P‐Type Boron‐Doped Monolayer Graphene with Tunable Bandgap for Enhanced Photocatalytic H 2 Evolution under Visible‐Light Irradiation

Abstract Graphene‐based materials are considered as one of the promising photocatalysts for hydrogen production from solar‐driven water splitting yet subject to zero bandgap limitation. Here, we report an efficient one‐step pyrolysis for preparing p‐type boron‐doped monolayer graphene. Through varying the dopant content, the bandgap of the boron‐doped graphene can be tuned. Moreover, a p‐type conductivity behavior of the boron‐doped monolayer graphene is demonstrated by the four‐probe measurement and Hall effect measurement. The boron‐doped graphene can service as an efficient semiconductor photocatalyst for hydrogen production from water splitting under visible‐light irradiation.

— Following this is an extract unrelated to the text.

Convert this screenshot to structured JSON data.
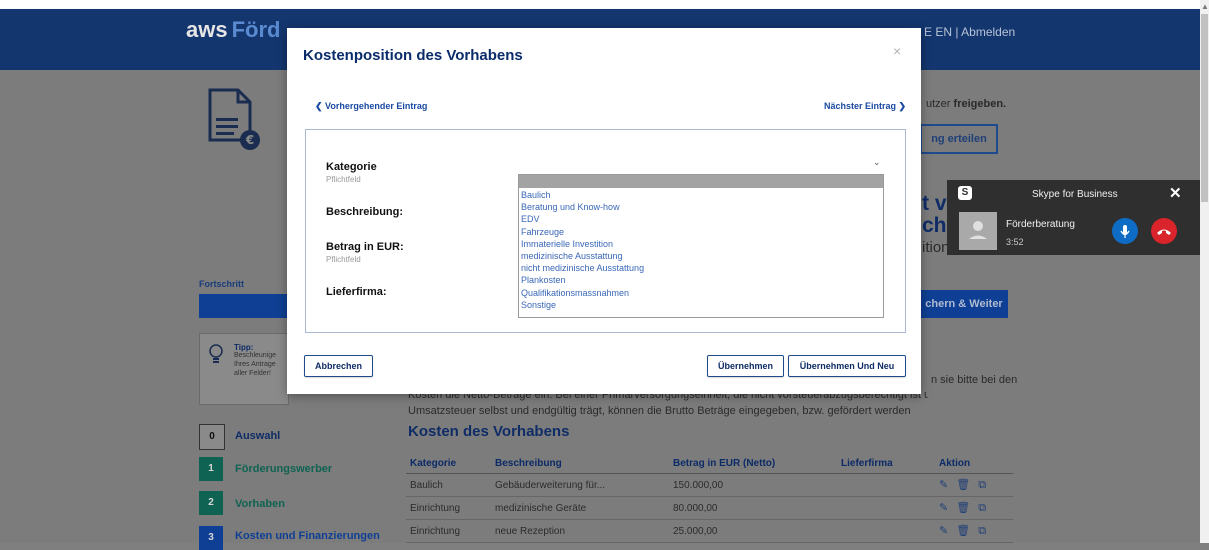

The optimized boron‐doped graphene can deliver a high H 2 production rate of 219.3 μmol h −1  g −1 without any cocatalyst. The photocatalyst can be recycled at least four times without obvious activity decay and maintain high H 2 production rate of 215.3 μmol h −1  g −1 after 60 h reaction, indicative of excellent stability. This work may open up a new avenue for fabrication of new photocatalysts based on p‐type boron‐doped monolayer graphene.